Monday, August 20, 2012

History 455 syllabus part I, basic info...

The Lochnagar crater on the Somme battlefield near Albert, France. A bomb the British exploded beneath the German lines was responsible for this monster. History 455—The Great War Fall 2012 WSUTC B. Farley Office 207J West Building, Faculty Row/372-7357/email brigitf2001@yahoo.com, bfarley@tricity.wsu.edu Contact info: Non-virtual office hours are basically just before or after class, and then 3:15-4 pm, Mondays and Wednesdays. Virtual office hours anytime, 24/7. You can email me any time and I try to get back to you as soon as possible, ideally at least by the next day. I don’t like the phone because it disturbs the two octogenarians I live with.

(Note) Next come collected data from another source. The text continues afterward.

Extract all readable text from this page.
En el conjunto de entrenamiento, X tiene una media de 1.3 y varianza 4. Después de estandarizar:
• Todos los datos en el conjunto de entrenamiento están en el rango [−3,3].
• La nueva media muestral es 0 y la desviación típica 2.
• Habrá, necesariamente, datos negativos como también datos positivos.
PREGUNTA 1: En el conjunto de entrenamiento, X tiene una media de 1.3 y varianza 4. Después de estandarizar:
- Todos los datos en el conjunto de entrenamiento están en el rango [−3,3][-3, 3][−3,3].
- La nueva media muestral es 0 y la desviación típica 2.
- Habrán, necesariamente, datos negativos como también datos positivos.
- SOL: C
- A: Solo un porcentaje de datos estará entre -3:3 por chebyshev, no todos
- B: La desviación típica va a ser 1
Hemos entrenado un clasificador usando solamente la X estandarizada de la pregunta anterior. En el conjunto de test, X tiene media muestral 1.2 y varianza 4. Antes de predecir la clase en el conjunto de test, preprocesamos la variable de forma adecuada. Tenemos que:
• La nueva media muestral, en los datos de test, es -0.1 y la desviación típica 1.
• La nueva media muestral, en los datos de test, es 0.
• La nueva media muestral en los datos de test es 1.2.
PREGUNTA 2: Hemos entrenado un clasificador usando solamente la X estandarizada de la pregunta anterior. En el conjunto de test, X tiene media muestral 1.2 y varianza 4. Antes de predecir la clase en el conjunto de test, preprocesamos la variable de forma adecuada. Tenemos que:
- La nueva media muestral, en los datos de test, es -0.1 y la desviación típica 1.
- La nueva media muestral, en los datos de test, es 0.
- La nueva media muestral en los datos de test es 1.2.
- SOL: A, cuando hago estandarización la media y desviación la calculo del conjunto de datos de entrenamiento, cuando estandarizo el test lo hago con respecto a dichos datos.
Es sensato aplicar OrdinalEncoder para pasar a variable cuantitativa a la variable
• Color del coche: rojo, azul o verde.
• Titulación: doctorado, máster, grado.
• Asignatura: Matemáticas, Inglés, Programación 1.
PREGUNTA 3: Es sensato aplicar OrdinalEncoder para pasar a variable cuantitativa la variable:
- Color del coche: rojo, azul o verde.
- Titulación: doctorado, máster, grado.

Readings: At least a part of the term's readings will be taken from an online World War I document archive based at Brigham Young University and the University of Kansas. One of the longer ones, the diary of Ambassador Morgenthau, you will read in its entirety. Besides the online material, you will have Martin Gilbert's history of World War I, a terrific basic source with a lot of great anecdotes and telling detail. In addition, we have the Penguin Book of First World War Poetry. You know this was an awful ordeal if it is a poetry war. Poetry tries to say what cannot be said. Finally, Peter Englund’s magnificent The Beauty and the Sorrow, a unique work on this war or any other. We will try a little experiment this semester: you will make your own arrangements for getting these books. You have several options: library, Powells, Amazon if you want bricks-and-mortar books. And except for Gilbert, you can get them for Kindle or Ipad/Iphone(download the Kindle App from the app store) or your tablet of choice. This ought to cut down on the cost at least a little bit. For THIS FIRST WEEK: Martin Gilbert text, chapters 1-3, beginnings. Also, Peter Englund, 1914, pp. 5-72, 1914.